Catherine Mieg évoque (p 53) la place du corps qui est aussi un point d’attention sur lequel s’appuie Étienne Grieu dans « Pertinence et impertinence de l’Église » (p 73, voir plus loin).

Aujourd’hui, (p 55) « L’organisation du travail est incriminée à travers les méthodes de management et d’évaluation [que l’entreprise] a mises en place depuis une trentaine d’années ». L’évaluation individualisée de la performance est contestable car elle repose sur une mesure quantifiée des résultats et des objectifs individuels. Elle implique une contradiction car « il n’est pas possible d’être compétent seul ». Or, l’évaluation individuelle incite à la concurrence et détruit « les collectifs de travail » en isolant les personnes.

Catherine Mieg (p 56) conclut sur deux points :

  • La nécessité de former les « managers aux sciences du travail » actuellement absentes des cursus de formation.

  • « Comment intégrer dans les modèles de business la valeur immatérielle que représente l’engagement subjectif des salariés ? Quel outil de gestion mettre en place pour suivre et évaluer la productivité, en intégrant la qualité des ressources humaines mobilisées et la stabilité des équipes ? »

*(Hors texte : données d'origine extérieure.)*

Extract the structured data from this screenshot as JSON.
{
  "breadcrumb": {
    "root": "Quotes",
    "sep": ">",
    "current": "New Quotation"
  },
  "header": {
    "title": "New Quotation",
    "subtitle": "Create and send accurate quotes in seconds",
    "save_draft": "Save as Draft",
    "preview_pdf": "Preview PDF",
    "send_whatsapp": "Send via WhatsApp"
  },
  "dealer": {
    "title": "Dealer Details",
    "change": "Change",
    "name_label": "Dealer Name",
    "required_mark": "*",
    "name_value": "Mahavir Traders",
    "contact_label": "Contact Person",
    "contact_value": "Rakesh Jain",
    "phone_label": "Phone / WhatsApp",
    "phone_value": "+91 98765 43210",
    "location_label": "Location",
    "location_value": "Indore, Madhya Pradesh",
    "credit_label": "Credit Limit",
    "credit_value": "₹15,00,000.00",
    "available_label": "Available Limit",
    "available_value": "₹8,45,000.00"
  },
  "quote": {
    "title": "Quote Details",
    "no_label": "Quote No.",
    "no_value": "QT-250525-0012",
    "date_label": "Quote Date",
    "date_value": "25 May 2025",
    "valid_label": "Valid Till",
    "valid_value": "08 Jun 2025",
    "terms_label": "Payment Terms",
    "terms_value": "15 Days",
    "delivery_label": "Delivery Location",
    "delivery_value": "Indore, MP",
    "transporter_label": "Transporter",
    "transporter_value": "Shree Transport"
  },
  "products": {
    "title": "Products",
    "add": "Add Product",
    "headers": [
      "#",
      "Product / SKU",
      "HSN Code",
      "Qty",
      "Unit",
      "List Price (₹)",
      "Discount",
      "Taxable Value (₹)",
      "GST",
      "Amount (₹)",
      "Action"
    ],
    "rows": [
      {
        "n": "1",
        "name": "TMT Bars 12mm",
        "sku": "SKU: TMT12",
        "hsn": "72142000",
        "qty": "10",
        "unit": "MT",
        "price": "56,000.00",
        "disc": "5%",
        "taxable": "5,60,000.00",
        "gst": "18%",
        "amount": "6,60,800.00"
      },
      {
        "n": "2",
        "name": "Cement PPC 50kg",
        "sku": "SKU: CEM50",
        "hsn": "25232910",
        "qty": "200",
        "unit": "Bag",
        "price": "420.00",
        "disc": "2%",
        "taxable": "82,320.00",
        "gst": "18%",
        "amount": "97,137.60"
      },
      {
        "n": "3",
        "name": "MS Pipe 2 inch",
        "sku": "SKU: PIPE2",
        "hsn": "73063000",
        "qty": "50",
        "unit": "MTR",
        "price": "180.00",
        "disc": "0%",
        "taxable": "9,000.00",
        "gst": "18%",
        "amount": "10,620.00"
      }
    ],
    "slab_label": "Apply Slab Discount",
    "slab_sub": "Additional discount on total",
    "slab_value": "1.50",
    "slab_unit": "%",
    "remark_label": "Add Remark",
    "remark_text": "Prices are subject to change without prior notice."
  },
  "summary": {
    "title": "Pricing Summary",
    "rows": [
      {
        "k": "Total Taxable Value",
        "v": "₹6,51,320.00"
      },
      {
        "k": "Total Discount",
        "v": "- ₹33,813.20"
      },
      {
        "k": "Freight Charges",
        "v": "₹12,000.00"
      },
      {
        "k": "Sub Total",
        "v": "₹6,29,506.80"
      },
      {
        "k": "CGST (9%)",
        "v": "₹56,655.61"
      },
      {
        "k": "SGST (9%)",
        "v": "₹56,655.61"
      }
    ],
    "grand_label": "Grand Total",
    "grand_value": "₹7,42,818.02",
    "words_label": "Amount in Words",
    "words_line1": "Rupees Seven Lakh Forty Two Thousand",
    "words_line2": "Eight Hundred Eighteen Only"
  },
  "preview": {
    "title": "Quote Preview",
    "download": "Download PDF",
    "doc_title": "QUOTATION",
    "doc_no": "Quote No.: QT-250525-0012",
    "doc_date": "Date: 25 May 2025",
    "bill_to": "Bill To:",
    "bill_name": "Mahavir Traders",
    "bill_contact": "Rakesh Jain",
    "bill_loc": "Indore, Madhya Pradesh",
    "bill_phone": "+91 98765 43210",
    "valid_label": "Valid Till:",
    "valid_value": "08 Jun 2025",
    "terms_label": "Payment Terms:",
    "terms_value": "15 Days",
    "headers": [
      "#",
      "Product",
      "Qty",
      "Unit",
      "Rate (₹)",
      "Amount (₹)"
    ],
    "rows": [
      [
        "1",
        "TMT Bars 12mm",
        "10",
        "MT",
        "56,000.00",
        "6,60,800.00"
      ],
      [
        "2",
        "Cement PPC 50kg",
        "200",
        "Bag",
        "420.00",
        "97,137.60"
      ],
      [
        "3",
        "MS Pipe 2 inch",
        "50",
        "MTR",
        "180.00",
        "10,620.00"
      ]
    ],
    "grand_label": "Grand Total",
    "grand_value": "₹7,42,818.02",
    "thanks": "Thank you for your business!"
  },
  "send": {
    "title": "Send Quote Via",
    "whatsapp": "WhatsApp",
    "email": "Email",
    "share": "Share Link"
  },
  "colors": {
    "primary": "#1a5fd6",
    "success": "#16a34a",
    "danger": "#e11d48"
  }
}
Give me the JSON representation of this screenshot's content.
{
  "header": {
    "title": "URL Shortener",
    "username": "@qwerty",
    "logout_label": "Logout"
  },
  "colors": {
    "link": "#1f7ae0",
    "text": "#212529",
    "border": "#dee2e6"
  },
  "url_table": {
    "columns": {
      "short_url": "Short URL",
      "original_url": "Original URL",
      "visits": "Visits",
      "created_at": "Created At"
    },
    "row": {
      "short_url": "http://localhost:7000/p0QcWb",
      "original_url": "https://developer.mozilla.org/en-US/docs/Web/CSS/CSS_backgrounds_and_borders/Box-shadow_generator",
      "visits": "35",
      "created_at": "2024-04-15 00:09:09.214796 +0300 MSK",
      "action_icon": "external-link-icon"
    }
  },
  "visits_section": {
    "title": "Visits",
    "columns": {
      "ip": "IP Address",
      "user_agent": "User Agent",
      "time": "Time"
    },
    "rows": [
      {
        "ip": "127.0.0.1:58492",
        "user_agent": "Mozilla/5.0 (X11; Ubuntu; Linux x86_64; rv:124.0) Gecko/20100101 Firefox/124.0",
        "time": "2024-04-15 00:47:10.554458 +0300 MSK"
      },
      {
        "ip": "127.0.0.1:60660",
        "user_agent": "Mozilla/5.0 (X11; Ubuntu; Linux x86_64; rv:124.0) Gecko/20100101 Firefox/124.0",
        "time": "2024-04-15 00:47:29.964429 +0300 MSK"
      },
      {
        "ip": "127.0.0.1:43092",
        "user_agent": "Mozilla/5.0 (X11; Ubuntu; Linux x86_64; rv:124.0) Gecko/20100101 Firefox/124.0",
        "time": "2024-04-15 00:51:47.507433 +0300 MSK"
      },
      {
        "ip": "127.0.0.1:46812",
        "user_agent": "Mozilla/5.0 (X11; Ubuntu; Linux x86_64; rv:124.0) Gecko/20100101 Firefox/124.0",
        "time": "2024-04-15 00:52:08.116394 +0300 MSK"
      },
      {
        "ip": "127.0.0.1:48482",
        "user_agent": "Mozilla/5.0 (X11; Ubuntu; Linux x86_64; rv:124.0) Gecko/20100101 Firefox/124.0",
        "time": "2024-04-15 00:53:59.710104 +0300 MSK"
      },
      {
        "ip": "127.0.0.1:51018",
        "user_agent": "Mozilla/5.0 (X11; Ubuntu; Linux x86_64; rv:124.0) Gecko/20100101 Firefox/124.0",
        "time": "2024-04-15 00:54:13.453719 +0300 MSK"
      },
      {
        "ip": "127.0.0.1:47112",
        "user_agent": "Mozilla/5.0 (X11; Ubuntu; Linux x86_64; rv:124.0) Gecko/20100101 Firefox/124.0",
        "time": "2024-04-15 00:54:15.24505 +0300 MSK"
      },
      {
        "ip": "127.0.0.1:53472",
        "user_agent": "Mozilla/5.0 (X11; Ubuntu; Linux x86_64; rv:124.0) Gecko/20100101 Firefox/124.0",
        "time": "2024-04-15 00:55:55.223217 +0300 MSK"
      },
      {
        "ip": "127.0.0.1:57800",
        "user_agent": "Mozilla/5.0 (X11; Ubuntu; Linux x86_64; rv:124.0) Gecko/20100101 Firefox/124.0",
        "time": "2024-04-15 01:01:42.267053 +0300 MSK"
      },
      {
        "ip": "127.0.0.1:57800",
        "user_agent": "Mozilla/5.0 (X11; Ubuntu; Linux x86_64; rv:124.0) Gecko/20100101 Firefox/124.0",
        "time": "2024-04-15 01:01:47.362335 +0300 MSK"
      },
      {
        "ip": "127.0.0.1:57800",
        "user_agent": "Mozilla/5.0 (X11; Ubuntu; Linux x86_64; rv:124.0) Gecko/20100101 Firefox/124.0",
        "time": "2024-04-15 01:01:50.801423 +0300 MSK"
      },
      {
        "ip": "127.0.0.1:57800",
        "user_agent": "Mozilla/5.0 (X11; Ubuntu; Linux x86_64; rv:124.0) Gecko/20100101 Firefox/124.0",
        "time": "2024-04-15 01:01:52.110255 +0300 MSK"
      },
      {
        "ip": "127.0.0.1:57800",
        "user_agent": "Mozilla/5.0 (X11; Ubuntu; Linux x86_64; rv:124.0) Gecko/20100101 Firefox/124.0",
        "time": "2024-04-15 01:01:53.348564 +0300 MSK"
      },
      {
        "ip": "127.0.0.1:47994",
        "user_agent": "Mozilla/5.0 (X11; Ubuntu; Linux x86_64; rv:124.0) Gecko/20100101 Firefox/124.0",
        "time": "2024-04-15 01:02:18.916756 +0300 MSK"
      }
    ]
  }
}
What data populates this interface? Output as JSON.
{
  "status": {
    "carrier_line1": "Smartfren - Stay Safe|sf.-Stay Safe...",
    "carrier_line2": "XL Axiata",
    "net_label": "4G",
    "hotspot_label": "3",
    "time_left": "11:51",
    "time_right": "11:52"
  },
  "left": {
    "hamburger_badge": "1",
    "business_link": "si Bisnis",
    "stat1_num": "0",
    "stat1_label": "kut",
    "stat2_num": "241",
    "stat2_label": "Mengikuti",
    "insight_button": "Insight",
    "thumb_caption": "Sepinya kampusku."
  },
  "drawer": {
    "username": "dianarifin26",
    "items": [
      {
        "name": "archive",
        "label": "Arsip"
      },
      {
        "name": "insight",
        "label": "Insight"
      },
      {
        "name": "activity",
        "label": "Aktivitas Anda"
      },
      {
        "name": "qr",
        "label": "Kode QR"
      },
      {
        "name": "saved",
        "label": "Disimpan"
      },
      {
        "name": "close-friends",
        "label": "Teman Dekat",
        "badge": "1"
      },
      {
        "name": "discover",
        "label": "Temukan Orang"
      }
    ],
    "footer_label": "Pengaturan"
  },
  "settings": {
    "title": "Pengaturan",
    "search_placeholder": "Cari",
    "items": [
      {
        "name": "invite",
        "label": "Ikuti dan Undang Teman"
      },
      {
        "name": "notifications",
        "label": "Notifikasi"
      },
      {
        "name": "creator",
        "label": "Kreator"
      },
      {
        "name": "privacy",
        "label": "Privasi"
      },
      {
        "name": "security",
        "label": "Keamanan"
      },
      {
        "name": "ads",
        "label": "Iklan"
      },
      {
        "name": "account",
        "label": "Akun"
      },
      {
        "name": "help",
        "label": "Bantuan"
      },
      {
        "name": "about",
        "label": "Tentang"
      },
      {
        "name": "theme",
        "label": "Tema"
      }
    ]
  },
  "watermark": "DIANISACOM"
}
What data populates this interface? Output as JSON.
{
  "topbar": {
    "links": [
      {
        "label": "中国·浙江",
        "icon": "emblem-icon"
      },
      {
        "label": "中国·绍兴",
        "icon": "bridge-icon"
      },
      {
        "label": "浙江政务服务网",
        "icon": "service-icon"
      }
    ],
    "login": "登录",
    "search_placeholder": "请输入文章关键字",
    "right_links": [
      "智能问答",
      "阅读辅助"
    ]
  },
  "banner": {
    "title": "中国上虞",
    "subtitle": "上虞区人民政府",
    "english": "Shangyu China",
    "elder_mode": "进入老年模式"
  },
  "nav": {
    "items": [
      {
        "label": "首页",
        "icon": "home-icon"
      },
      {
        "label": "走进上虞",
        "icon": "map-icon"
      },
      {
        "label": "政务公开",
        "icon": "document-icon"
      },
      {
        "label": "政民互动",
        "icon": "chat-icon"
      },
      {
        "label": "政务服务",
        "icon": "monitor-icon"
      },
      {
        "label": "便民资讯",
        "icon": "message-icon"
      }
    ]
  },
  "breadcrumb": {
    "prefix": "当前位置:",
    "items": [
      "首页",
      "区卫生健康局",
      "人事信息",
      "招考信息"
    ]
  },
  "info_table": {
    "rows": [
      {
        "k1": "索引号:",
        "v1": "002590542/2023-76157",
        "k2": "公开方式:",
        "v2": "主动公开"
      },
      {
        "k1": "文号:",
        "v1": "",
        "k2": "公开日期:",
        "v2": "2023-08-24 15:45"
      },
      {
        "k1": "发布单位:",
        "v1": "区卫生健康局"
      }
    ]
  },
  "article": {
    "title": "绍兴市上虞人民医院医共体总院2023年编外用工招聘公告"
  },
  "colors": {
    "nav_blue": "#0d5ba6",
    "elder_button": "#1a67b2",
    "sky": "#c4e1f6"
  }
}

Ecclésiologie, écologie et philosophie

Étienne Grieu est l’auteur de « Pertinence et impertinence de l’Église : un regard sur la situation en France » (p 71-82). Selon lui (p 72), il est nécessaire que l’Église réagisse aux questions de société « avec intelligence et finesse » en conduisant au « souci de la dignité de l’humanité et de la création ». En effet, « un chrétien […] est conscient d’être traversé à l’intime de lui-même par un combat spirituel qui l’empêche de désigner le mal comme une pure extériorité ». En revanche (p 73), l’Église ne doit pas s’enfermer dans un « discours sur le mode de la protestation ou de la dénonciation ». Elle « ne peut, lorsqu’elle s’exprime, se contenter du registre religieux. Elle doit construire un langage de la foi, lequel passe aussi par le corps – c’est-à-dire par des gestes, des attitudes, des manières d’être – jusqu’à atteindre une dimension sociale. »

Etienne Grieu, s’appuyant sur le concile Vatican II souligne (p 79) que « l’accueil de la Révélation fait partie de la Révélation ».

Dans « le verdissement des Églises, c’est maintenant ! » (p 57-58), Dalibord Frioux, non sans humour, fait le tour des points touchant au label Église verte. Cette chronique est destinée aux délégués diocésains à l’écologie, aux responsables de maisons paroissiales, et aux curés.

Camille de Villeneuve a écrit un article intitulé « Michel Foucault et le Christianisme » (p 59-68). Elle étudie Michel Foucault dans la période 1980-1984, c’est-à-dire lors de ses dernières années et après son analyse de la révolution islamique en Iran. La contribution de Camille de Villeneuve montre l’évolution des réflexions du philosophe notamment dans le continuum entre christianisme et modernité. Les dernières pages (p 67-68) évoquent l’amitié entre Michel Foucault et Maurice Clavel et traitent de l’altérité.